Monday, November 19, 2007


John James Audubon was born in Santo Domingo, present-day Haiti, in 1785. He grew up in France, where his loving stepmother encouraged his interests in drawing and the outdoors. His father sent him to the United States in 1803 to avoid Napoleon's draft. Over the next 17 years, Audubon unsuccessfully wandered from career to career, and place to place.

In 1820 Audubon began his masterpiece, The Birds of America. From then on, he devoted most of his time to painting birds, with the intent of printing as engravings life-size portraits of all the kinds of birds in the United States.

Unable to secure financial backing in the United States, Audubon went to Europe in 1826. There he found both subscribers and engravers for the project. The first prints were made that same year.

Over the next twelve years, Audubon divided his time between London and America. When abroad, he supervised the engraving and coloring of the prints. In America, he traveled in search of birds to paint. He died in 1851.

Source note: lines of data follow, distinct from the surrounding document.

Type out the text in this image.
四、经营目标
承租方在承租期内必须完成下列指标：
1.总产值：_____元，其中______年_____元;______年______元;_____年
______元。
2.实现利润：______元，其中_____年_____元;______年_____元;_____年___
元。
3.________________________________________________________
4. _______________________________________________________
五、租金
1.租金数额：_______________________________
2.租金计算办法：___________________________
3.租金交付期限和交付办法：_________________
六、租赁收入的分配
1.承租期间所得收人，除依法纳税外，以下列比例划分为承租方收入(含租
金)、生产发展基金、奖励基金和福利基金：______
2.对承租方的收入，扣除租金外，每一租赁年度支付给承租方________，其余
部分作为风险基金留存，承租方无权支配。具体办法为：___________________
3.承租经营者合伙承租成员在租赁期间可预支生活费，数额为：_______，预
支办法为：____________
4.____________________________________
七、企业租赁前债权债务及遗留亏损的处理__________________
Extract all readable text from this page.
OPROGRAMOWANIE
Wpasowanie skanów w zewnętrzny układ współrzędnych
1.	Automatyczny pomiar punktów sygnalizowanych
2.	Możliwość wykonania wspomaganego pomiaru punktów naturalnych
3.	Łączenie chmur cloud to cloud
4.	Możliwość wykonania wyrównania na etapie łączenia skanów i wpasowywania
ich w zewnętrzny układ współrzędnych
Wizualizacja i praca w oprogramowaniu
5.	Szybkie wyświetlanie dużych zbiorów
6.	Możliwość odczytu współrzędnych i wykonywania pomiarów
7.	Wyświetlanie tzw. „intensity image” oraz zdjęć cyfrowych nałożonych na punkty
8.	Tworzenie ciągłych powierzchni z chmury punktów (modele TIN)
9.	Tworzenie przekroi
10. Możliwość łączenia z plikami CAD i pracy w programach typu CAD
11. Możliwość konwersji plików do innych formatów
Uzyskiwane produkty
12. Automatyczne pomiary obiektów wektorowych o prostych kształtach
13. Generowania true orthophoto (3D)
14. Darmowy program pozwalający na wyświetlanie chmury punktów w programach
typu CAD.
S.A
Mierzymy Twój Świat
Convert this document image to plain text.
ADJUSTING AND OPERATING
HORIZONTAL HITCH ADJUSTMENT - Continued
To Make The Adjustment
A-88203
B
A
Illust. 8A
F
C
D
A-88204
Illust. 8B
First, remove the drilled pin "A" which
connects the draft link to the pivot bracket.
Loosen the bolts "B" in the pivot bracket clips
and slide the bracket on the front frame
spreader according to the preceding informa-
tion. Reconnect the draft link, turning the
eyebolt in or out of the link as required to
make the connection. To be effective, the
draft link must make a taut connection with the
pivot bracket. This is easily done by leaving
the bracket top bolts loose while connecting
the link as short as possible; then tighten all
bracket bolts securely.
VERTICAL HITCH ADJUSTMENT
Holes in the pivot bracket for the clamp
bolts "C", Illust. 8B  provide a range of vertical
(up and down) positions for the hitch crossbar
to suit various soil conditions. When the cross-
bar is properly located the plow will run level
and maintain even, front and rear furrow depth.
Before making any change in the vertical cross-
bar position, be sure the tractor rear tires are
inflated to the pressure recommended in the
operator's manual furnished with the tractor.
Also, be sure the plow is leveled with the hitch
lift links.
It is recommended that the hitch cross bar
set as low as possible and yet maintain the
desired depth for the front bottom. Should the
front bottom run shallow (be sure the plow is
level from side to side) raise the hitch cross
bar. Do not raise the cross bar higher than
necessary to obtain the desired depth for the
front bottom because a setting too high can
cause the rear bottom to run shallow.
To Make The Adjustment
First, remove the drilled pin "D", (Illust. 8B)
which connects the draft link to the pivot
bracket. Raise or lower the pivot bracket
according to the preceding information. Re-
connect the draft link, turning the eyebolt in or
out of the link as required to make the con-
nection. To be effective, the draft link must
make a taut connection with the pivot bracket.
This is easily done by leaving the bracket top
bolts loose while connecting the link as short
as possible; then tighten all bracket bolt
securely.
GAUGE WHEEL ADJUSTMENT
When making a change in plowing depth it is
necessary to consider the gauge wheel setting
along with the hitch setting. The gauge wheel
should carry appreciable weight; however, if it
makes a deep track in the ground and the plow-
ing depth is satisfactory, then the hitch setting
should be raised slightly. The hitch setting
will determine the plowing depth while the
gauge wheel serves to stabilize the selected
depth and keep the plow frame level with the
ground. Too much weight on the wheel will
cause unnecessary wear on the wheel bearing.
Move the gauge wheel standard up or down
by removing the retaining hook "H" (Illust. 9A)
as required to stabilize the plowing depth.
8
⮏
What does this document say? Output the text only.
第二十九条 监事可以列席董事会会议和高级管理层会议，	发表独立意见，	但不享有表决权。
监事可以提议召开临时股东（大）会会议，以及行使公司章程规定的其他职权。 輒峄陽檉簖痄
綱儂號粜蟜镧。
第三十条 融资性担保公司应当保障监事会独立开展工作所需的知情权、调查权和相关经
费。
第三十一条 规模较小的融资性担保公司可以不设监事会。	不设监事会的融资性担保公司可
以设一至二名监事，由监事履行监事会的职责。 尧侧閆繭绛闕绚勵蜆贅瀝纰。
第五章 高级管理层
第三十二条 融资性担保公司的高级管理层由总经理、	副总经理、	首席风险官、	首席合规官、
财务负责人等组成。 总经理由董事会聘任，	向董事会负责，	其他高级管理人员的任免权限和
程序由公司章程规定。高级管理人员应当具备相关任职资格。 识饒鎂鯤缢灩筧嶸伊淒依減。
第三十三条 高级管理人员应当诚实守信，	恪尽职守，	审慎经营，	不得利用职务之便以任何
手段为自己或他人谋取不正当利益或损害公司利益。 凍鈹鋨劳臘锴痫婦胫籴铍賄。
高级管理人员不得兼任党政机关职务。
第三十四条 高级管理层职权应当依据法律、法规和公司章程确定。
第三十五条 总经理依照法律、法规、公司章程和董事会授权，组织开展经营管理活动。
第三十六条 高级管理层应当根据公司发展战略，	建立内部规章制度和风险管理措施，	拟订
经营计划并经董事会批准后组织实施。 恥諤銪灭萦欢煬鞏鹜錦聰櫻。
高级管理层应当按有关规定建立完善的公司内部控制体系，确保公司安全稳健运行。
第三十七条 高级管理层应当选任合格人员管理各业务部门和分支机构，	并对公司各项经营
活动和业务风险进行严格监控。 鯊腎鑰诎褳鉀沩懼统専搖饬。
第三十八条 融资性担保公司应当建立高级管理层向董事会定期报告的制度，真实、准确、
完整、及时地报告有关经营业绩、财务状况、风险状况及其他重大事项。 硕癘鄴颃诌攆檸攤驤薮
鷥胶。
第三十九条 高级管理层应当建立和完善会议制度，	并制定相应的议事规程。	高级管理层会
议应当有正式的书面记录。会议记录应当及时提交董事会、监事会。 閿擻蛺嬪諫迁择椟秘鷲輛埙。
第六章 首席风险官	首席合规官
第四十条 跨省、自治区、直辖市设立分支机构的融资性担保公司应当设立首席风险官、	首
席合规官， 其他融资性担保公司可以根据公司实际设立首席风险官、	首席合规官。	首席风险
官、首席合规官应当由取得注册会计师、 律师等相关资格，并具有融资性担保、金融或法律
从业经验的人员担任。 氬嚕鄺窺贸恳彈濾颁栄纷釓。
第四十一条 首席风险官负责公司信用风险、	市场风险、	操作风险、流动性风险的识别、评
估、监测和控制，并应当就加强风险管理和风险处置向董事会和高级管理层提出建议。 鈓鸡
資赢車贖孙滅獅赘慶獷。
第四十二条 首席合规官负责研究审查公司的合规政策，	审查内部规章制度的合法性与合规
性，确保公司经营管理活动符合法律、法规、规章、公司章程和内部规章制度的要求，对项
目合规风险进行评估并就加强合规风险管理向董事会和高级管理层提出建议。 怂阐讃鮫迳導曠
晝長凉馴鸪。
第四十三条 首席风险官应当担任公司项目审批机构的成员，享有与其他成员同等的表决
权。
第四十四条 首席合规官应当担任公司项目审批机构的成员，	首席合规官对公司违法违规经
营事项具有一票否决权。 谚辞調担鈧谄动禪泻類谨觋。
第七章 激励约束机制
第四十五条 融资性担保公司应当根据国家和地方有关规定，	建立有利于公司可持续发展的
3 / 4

The Birds of America by John James Audubon, is a fantastic representation of the flying species and more of the United States in the 19th century. There is now an Audubon Society that promotes the knowledge of Audubon and of the animal world of America.

The University of Pittsburgh is fortunate to own one of the rare, complete sets of John James Audubon’s Birds of America. It is considered to be the single most valuable set of volumes in the collections of the University Library System (ULS). Indeed, only 120 complete sets are known to exist.

One set containing 436 planches in color printed in London in 1827 went for sale on auction in 1977 and fetched $320,000. It was then the highest price reached by a printed book.